Late Summer Tornadoes: Tips for Ongoing Preparation
As summer proceeds into its final month, the Midwestern U.S. is still experiencing tornadoes and severe thunderstorms. Tornado season often extends into early fall as temperatures continue to fluctuate rapidly and cold and warm air intermingle across open expanses of land. Continuing to prepare for tornadoes and remaining aware of the potential risks from these storms is important to staying safe and protecting your home. Tornadoes are some of the most destructive natural disasters that can range anywhere from roaming forces to precision strikes–leveling a single town and leaving another unscathed. When preparing for tornadoes, it is always essential to take weather forecasts and alerts into account. A significant portion of effective tornado preparation involves seeking shelter in time and getting help in the aftermath, so staying alert to tornado warnings is important to staying alive.
Plan for Shelter
The most important aspect of surviving a tornado is planning for and seeking appropriate shelter at the right time. Flying debris and damage to surrounding structures are the most serious hazards during a tornado, so proper shelter is imperative. Designated storm shelters are a reliable option, but these are not always common. Basements and interior, windowless rooms are the most common form of shelter during a tornado. You should always have a response plan for seeking shelter in the event of a tornado. Know exactly where to go beforehand. If you are in a vehicle, try to get to the nearest structure and get indoors. If this isn’t possible, stay in the vehicle, lay low, and protect your head or exit and lay face down in a low lying area, such as a drainage. For home shelters, it is also a good idea to keep emergency supplies on hand in this location–food, water, first aid kits, and communication devices are the most essential.
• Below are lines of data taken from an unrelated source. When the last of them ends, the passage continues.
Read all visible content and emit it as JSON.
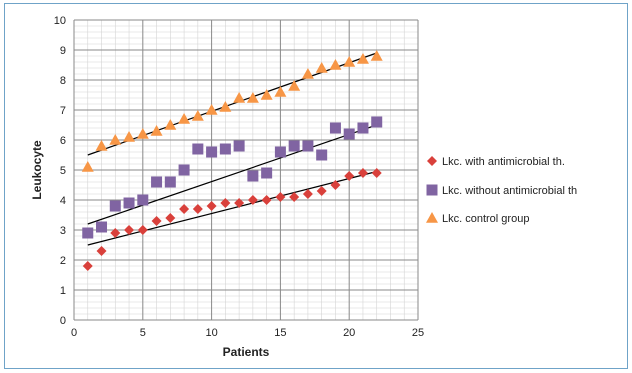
{
  "chart_data": {
    "type": "scatter",
    "xlabel": "Patients",
    "ylabel": "Leukocyte",
    "xlim": [
      0,
      25
    ],
    "ylim": [
      0,
      10
    ],
    "x_ticks": [
      0,
      5,
      10,
      15,
      20,
      25
    ],
    "y_ticks": [
      0,
      1,
      2,
      3,
      4,
      5,
      6,
      7,
      8,
      9,
      10
    ],
    "grid": true,
    "legend_position": "right",
    "series": [
      {
        "name": "Lkc. with antimicrobial th.",
        "marker": "diamond",
        "color": "#d9403b",
        "x": [
          1,
          2,
          3,
          4,
          5,
          6,
          7,
          8,
          9,
          10,
          11,
          12,
          13,
          14,
          15,
          16,
          17,
          18,
          19,
          20,
          21,
          22
        ],
        "y": [
          1.8,
          2.3,
          2.9,
          3.0,
          3.0,
          3.3,
          3.4,
          3.7,
          3.7,
          3.8,
          3.9,
          3.9,
          4.0,
          4.0,
          4.1,
          4.1,
          4.2,
          4.3,
          4.5,
          4.8,
          4.9,
          4.9
        ],
        "trend": [
          2.5,
          4.95
        ]
      },
      {
        "name": "Lkc. without antimicrobial th",
        "marker": "square",
        "color": "#8064a2",
        "x": [
          1,
          2,
          3,
          4,
          5,
          6,
          7,
          8,
          9,
          10,
          11,
          12,
          13,
          14,
          15,
          16,
          17,
          18,
          19,
          20,
          21,
          22
        ],
        "y": [
          2.9,
          3.1,
          3.8,
          3.9,
          4.0,
          4.6,
          4.6,
          5.0,
          5.7,
          5.6,
          5.7,
          5.8,
          4.8,
          4.9,
          5.6,
          5.8,
          5.8,
          5.5,
          6.4,
          6.2,
          6.4,
          6.6
        ],
        "trend": [
          3.2,
          6.5
        ]
      },
      {
        "name": "Lkc. control group",
        "marker": "triangle",
        "color": "#f79646",
        "x": [
          1,
          2,
          3,
          4,
          5,
          6,
          7,
          8,
          9,
          10,
          11,
          12,
          13,
          14,
          15,
          16,
          17,
          18,
          19,
          20,
          21,
          22
        ],
        "y": [
          5.1,
          5.8,
          6.0,
          6.1,
          6.2,
          6.3,
          6.5,
          6.7,
          6.8,
          7.0,
          7.1,
          7.4,
          7.4,
          7.5,
          7.6,
          7.8,
          8.2,
          8.4,
          8.5,
          8.6,
          8.7,
          8.8
        ],
        "trend": [
          5.5,
          8.9
        ]
      }
    ]
  }
}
In vehicles, always maintain a first aid kit and some form of communication device.
Find Aftermath Resources
A big part of tornado recovery is knowing what resources are available in the aftermath. There are both federal and state resources for disaster recovery that may be available after a tornado. Often, no matter how thorough your preparation for a tornado, the disaster proves calamitous and complete recovery and rebuilding is the only option. When a tornado strikes, however, personal safety is the utmost concern. Possessions and homes can be damaged or destroyed far too easily during tornadoes, so understanding how to best protect yourself and loved ones during these storms is the highest priority. When planning for a tornado, research emergency shelters and local disaster recovery resources and establish a rudimentary plan for accessing these services. Utilities may be downed and buildings rendered uninhabitable, so know where emergency resources are available and be prepared to seek them out.